On 15/07/2006, at 10:29 PM, Tim Churches wrote:
kuang oon wrote:
layer 4: Simple health electronic exchange protocol (SHEEP)- is the
Level 4 interoperable health exchange data format amongst a
plurality of
systems using disparate coding systems / ehr architectures. It is
longhand natural health language segmented by pragmas. Instead
of the
subject-verb-object syntax of conventional English, it uses
storyline-genre-subject-{key-value predicates}. The design goal
being
that the SHEEP document that a human read is good enough for the
computer. Look ma - no codes!
I see current hospital discharge summaries meant for human
eyes tweaked to be sheepshaped for both man and machine. SHEEP
interoperability is about leveraging on the massive sunk costs of
existing and about to be implemented health systems across the entire
health spectrum.
...
On 14/07/2006, at 7:36 AM, Ian Haywood wrote:
Can you publish a formal spec, Kuang?
Yes, asap on a sheep oriented website....
Kuang,
A technical question: Are SHEEP documents small enough to easily be
stored entirely in Random Access Memory to facilitate fast retrieval?
Tim C
Hi Tim,
Definitely. I just measured the byte size of a number of sheep
documents from my own clinical practice. Typically a reasonably good
clinical summary - including all admin data is around 1300 to 1500
bytes. What I recommend is that you create the following 3 Hashtable/
Dictionary objects with patient id as key and respectively the sheep
document string as value, the doclescript representation of sheep as
value and the fully qualified docles (representing the doclescripts)

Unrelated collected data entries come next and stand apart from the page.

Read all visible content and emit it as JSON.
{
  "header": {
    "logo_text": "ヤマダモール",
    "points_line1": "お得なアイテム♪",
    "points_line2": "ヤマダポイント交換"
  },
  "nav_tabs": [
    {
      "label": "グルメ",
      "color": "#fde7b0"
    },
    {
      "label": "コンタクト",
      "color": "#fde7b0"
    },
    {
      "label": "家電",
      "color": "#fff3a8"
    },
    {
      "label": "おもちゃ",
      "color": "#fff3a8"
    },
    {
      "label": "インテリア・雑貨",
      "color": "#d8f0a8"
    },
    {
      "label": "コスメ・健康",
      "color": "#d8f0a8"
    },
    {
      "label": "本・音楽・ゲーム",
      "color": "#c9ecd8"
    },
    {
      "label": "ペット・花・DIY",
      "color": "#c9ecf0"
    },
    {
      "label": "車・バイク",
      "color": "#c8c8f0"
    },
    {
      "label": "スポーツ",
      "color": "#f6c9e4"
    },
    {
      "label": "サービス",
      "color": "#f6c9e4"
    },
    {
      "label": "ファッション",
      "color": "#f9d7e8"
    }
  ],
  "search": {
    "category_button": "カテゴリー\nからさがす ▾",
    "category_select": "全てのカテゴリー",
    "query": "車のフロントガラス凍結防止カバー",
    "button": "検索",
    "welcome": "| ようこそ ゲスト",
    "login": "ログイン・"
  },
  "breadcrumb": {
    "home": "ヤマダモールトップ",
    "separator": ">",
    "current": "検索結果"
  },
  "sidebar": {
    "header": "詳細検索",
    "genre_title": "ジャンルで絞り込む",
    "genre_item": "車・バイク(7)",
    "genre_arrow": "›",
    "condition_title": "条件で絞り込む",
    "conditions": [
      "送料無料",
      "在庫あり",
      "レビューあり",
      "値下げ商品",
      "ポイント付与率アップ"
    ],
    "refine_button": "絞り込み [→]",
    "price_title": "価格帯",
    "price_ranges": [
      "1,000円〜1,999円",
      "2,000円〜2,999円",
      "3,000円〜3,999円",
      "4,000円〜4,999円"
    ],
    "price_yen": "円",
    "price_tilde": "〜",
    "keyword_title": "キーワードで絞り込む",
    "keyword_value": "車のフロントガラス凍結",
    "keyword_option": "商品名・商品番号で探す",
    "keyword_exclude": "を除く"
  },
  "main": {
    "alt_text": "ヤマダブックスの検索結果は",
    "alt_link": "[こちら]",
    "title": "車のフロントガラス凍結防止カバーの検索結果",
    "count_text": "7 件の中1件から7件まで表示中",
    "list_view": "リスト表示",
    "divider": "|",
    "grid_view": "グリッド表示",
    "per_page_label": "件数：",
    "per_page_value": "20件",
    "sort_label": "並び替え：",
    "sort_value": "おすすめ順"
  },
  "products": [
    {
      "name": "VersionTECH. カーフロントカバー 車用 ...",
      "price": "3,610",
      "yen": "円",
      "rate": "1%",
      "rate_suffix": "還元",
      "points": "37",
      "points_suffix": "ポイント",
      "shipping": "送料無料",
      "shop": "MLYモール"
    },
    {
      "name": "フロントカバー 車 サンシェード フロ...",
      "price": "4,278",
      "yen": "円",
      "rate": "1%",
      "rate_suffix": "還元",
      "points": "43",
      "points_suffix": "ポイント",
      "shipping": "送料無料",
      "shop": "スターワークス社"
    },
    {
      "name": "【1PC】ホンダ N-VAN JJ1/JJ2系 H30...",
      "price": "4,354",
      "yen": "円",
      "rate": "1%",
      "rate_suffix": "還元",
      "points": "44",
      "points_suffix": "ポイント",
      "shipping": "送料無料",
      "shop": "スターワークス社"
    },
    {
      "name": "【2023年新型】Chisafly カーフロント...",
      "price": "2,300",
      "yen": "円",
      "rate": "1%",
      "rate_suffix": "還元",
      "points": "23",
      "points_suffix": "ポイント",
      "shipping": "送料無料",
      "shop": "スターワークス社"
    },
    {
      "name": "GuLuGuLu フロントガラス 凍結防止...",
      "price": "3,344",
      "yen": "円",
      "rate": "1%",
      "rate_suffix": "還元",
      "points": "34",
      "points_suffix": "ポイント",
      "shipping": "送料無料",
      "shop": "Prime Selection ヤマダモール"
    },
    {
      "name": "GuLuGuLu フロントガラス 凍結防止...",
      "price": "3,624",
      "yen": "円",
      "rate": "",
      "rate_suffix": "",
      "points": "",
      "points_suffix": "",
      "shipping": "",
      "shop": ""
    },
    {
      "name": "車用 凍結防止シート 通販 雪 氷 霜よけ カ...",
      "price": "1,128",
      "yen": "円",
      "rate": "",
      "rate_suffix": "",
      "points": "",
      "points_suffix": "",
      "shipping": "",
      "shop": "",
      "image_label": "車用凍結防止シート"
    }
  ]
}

as values. Alternately create 1 Hashtable in RAM with the patient id
as key with value being another Hashtable with the keys of 'sheep'
'doclescript' and 'docle'. How many records have you got? On the
same database you would have records with the following fields 1)
sheep 2)the doclescript representation of the sheep and 3)the fully
qualified docles derived from the doclescript. What's the hurry? I
would have thought that there is greater flexibility persisting the
data on sql tables. And I know a good patient id system.